November 27, 2006

Tom Engelhardt asks Will Papa Bush's Old Pals Prolong the Iraq Occupation?:
Someday, when the full story is in, we're bound to be riveted. After all, Baker has managed in these months to gather in the wings something like an alternative State Department/National Security Council/CIA-in-waiting in the shell of the Iraq Study Group, which is filled with old movers and shakers going back to the Reagan administration. (He's even begun to conduct something akin to his own foreign policy, meeting with the Syrian foreign minister and Iran's ambassador to the UN, both no-nos for this administration.) The ten key ISG members, in fact, are largely not military strategists or geopolitical thinkers of a sort who might be expected to offer Iraq solutions. They are instead a who's who of establishmentarianism, extending back to the Reagan era.

Is this a major shift in Washington? You bet. How big remains to be seen. But here's the real question: Can the new crowd -- even if the President bows down to Daddy's Boys, which is hardly a given -- get us out of Iraq? Do they even want to? ...

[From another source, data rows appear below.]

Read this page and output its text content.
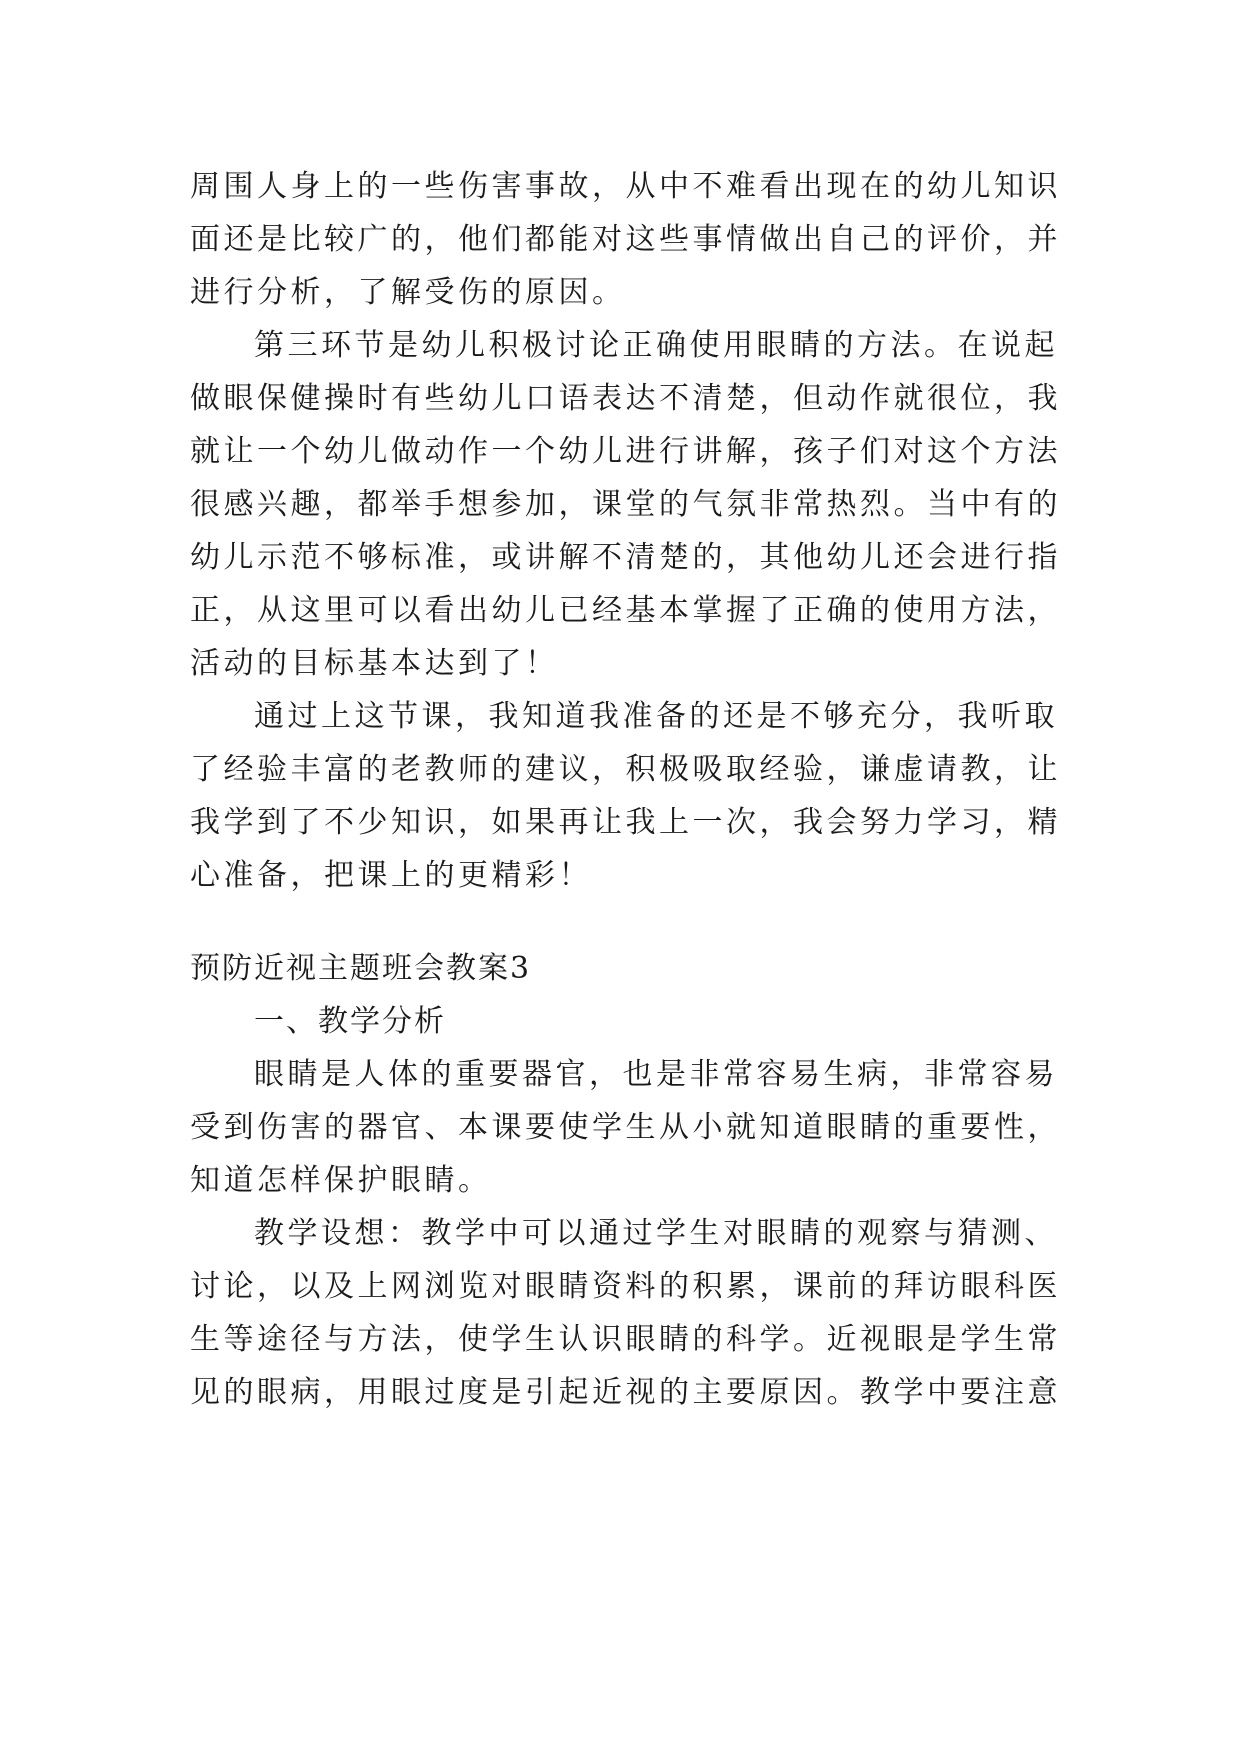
周围人身上的一些伤害事故，从中不难看出现在的幼儿知识
面还是比较广的，他们都能对这些事情做出自己的评价，并
进行分析，了解受伤的原因。
第三环节是幼儿积极讨论正确使用眼睛的方法。在说起
做眼保健操时有些幼儿口语表达不清楚，但动作就很位，我
就让一个幼儿做动作一个幼儿进行讲解，孩子们对这个方法
很感兴趣，都举手想参加，课堂的气氛非常热烈。当中有的
幼儿示范不够标准，或讲解不清楚的，其他幼儿还会进行指
正，从这里可以看出幼儿已经基本掌握了正确的使用方法，
活动的目标基本达到了！
通过上这节课，我知道我准备的还是不够充分，我听取
了经验丰富的老教师的建议，积极吸取经验，谦虚请教，让
我学到了不少知识，如果再让我上一次，我会努力学习，精
心准备，把课上的更精彩！
预防近视主题班会教案3
一、教学分析
眼睛是人体的重要器官，也是非常容易生病，非常容易
受到伤害的器官、本课要使学生从小就知道眼睛的重要性，
知道怎样保护眼睛。
教学设想：教学中可以通过学生对眼睛的观察与猜测、
讨论，以及上网浏览对眼睛资料的积累，课前的拜访眼科医
生等途径与方法，使学生认识眼睛的科学。近视眼是学生常
见的眼病，用眼过度是引起近视的主要原因。教学中要注意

Of course, as we learned in Vietnam, even the most permanent facilities can turn out to be impermanent indeed and even the best defended imperial embassy can, in the end, prove little more than a handy spot for planning an evacuation. But if the Iraq Study Group doesn't directly confront these facts-on-the-ground (as it surely won't), whatever acceptable compromises it may forge in Washington between an embedded administration and a new Congress, things will only go from truly bad to distinctly worse in Iraq.